I like all of the music in my iTunes, except when it's on shuffle,
then I like about one in every fifteen songs in my iTunes.

Sometimes I'll look down at my watch 3 consecutive times and still
not know what time it is.

It is physically impossible to get back from class and not take a nap. It doesn't matter what time of day it is. The second you get through the door, it's like you've been awake for a week.

Even if I knew your social security number, I wouldn't know what do to with it.

One of the most boring and lonely jobs must be working in a campus book store after the first week of the semester. (It is.)

If my milk expires on the 15th, it's definitely fine at 11:59PM on the 14th, but at 12AM it turns rotten and I know it. I know it because the expiration date says so. Thank you, America.

Sometimes I can't handle the pressure of having to be the person to think about what we're going to eat every day.

I wonder how many cars and cash prizes I won from a soda bottle cap but was too lazy to enter the code online.

Box set DVD's are where entire weeks go to die.

Please don't turn off the TV while I'm asleep. I was watching that.

I wish my textbooks had a "Search" function.

For some reason I've always had a strange feeling that even numbers are "good" and odd numbers are "bad".

It is impossible to run with a backpack on and not look like a fool.

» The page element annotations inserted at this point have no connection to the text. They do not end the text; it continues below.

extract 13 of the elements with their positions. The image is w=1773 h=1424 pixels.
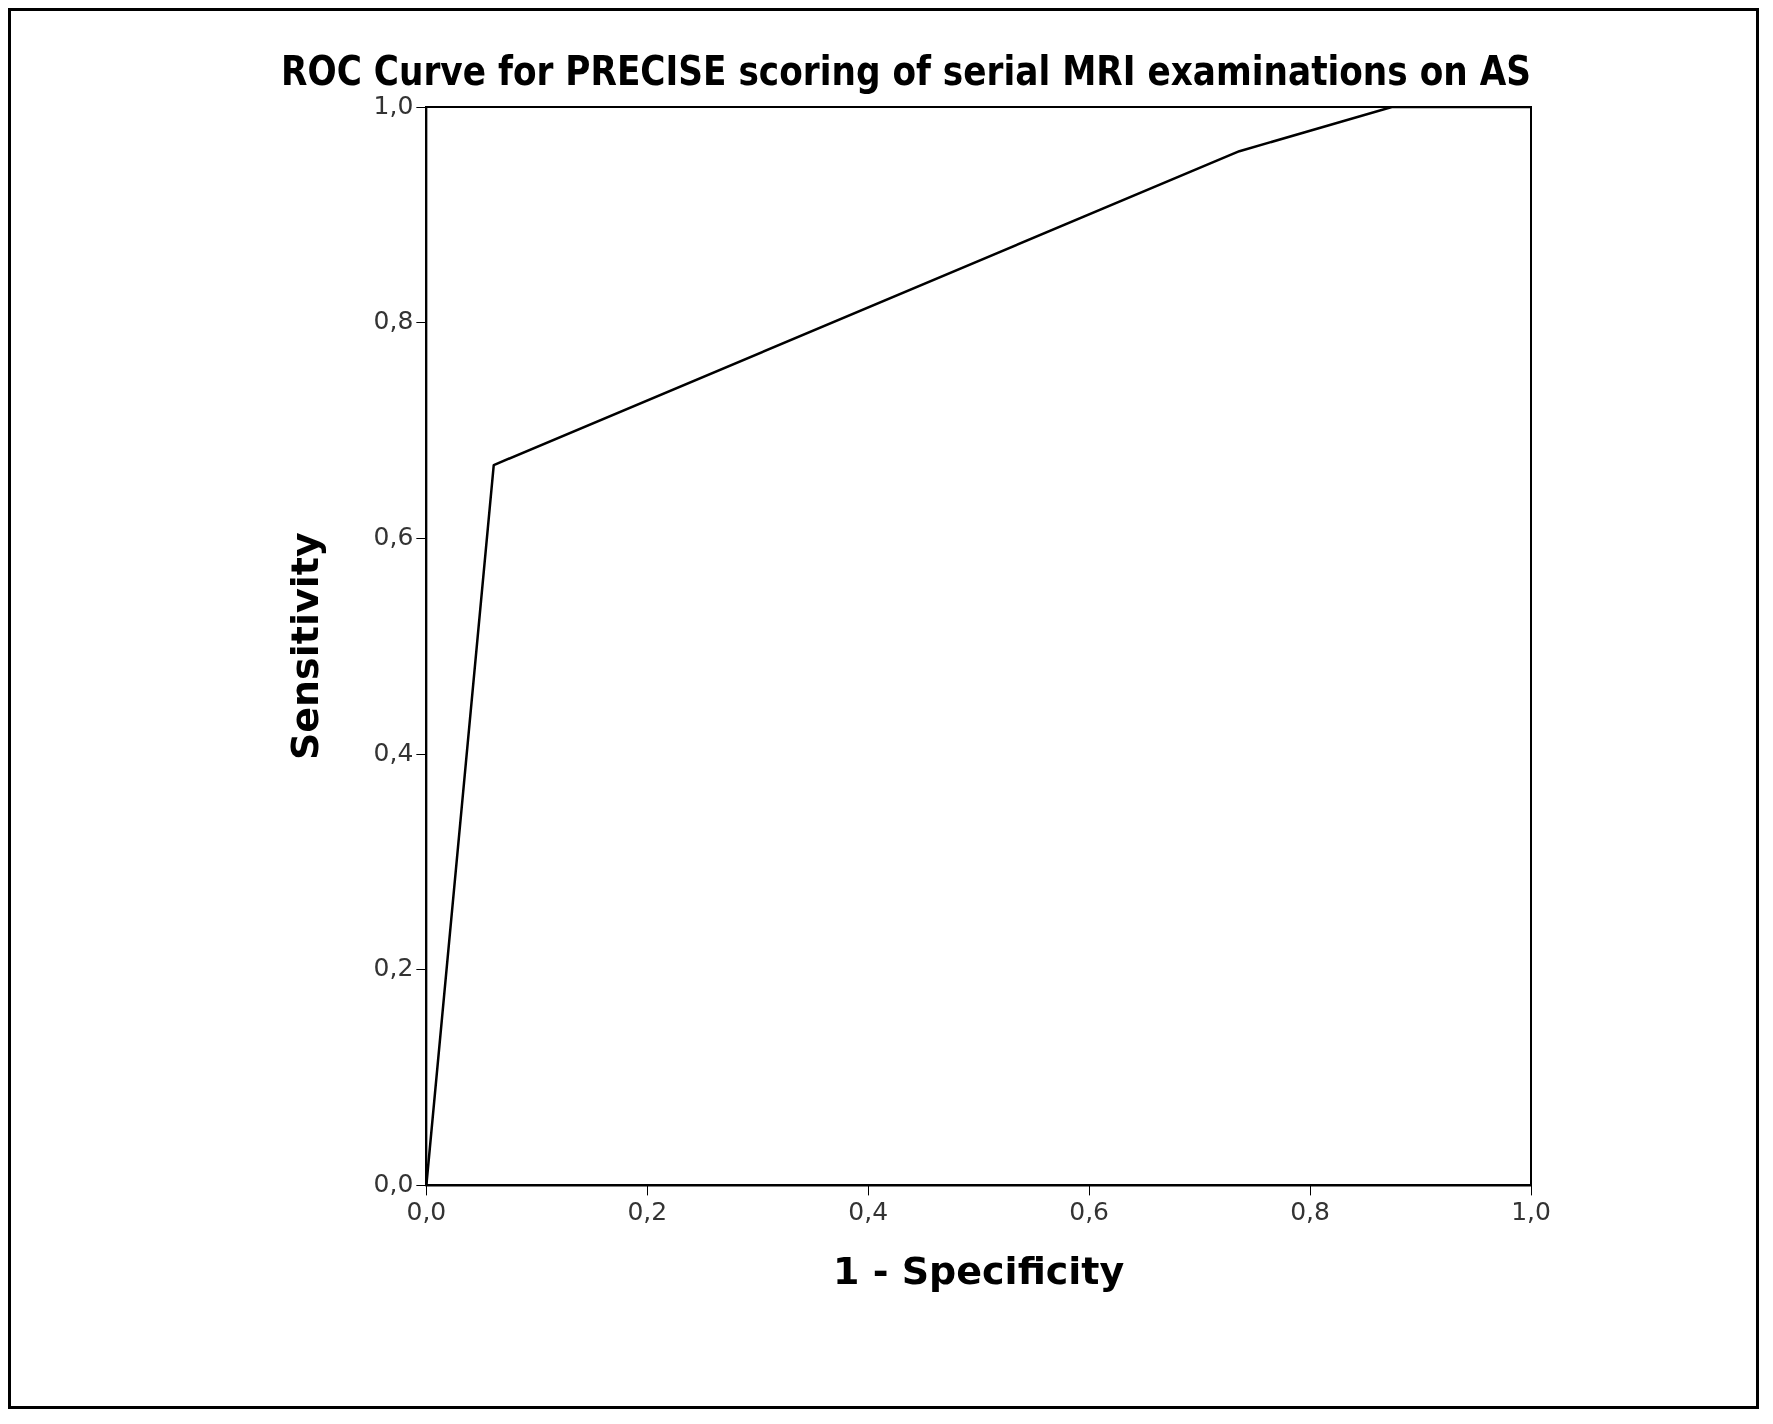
x-tick-label: 0,4 [848, 1196, 889, 1226]
y-tick-label: 0,4 [373, 737, 414, 767]
x-tick-label: 0,8 [1290, 1196, 1330, 1226]
x-tick-label: 0,0 [406, 1196, 447, 1226]
x-axis-title: 1 - Specificity [833, 1249, 1125, 1294]
x-tick-label: 1,0 [1511, 1196, 1551, 1226]
y-tick-label: 0,0 [373, 1168, 414, 1198]
x-tick-label: 0,6 [1069, 1196, 1110, 1226]
y-tick-label: 0,6 [373, 521, 414, 551]
y-tick-label: 0,2 [373, 953, 414, 983]
y-tick-label: 0,8 [373, 306, 414, 336]
x-tick-label: 0,2 [627, 1196, 668, 1226]
y-axis-title: Sensitivity [282, 532, 327, 761]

Charlie Down Under said...

Oh my gosh I LOVE this. It made me laugh. I think those ALL the time.

Tara said...

haha! Those are SO awesome! and so true...

Randall said...

SO I was on a job the other day in Virgina, yes the state and this older guy that was there also, reached into his pocket with his right hand to find the screw driver he was holding in his left hand, He laughed at himself and commented that he loves a good joke on him self, It made me think about how "they" get the seeds out of seedless watermelon, or why they don't call pole vaulting the "super high jump", Is wewe a name or something we do? Does "get me a sandwich" have the same impact as "I could use a glass of water out there", I'm glad the tears we shed are from laughing to hard and not wondering if we are loved and cherished. KEEP IT UP THERE WILL BE TEARS LATER.